"Bobby Jindal's plan to sell the Office of Group Benefits could jeopardize the quality of health care received by more than 250,000 active and retired Louisiana workers and their dependents," Leach said in a statement. "OGB does not cost taxpayers a dime to run and selling it will not save the state of Louisiana any money."
As TPM has reported, the Jindal administration has been quietly exploring a possible sale of OGB. The governor's budget proposal touted the plan by noting that it would eliminate 149 jobs and generate "recurring savings of $10.2 million." But critics charge that the move could cost state employees and taxpayers money in the long-run, in the form of reduced benefits and increased premiums. And they say Jindal -- who is facing a $1.6 billion budget hole -- is after part of the OGB's half billion dollar surplus.
Current Louisiana law prohibits the surplus from being used for "cash flow purposes." But a new bill written by Louisiana House Appropriations Committee Chairman Jim Fannin (D) contains language that appears to override that law and allow the proceeds of the sale of OGB, which could include the surplus, to go to the state. In his statement, Leach said Jindal "would love to get his hands" on the surplus.

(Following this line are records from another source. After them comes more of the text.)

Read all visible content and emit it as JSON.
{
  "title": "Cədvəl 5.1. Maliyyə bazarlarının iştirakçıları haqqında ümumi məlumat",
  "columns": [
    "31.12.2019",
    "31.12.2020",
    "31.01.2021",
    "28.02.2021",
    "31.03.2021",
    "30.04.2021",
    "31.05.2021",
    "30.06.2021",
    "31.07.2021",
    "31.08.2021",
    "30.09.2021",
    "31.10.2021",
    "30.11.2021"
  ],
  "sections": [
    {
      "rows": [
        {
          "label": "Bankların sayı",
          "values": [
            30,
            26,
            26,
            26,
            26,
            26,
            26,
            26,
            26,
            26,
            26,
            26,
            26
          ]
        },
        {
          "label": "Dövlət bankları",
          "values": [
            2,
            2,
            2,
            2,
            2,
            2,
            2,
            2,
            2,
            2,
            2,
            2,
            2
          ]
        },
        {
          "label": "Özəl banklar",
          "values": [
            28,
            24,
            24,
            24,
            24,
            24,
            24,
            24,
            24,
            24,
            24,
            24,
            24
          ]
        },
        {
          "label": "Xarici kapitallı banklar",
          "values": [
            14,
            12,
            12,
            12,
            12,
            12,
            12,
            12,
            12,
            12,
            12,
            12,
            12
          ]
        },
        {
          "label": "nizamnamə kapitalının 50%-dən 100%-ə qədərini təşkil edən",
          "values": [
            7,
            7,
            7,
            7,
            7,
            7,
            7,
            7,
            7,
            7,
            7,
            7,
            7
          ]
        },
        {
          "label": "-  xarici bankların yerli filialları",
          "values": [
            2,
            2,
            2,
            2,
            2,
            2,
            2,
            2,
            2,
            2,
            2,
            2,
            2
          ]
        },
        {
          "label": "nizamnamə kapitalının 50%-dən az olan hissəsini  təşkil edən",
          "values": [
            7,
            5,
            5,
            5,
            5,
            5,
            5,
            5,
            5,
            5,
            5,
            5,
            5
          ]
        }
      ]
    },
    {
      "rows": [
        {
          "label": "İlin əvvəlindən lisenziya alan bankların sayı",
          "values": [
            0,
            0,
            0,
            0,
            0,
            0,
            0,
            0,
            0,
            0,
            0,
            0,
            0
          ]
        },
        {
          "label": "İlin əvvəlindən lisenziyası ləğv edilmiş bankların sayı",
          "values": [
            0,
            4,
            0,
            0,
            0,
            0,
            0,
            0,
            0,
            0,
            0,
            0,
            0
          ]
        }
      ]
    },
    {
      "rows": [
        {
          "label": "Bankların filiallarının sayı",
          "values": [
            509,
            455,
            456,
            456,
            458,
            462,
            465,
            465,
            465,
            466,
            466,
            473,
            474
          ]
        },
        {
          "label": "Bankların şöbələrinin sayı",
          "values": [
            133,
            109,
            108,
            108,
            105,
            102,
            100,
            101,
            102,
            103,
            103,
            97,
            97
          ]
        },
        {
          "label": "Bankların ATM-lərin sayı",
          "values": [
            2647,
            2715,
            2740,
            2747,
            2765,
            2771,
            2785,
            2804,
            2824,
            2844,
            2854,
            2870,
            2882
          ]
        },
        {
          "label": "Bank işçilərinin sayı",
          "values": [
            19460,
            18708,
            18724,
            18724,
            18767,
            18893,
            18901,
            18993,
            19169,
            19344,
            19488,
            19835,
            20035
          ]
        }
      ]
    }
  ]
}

"The only folks likely to benefit from the sale of OGB are the big Wall Street corporations like Goldman Sachs who want to turn it into a profit making venture and Bobby Jindal, who would love to get his hands on the office's half billion dollar reserve fund," Leach said. "Louisiana Democrats oppose Jindal's destructive plan to privatize OGB and I will call on Democrats in the legislature to oppose it."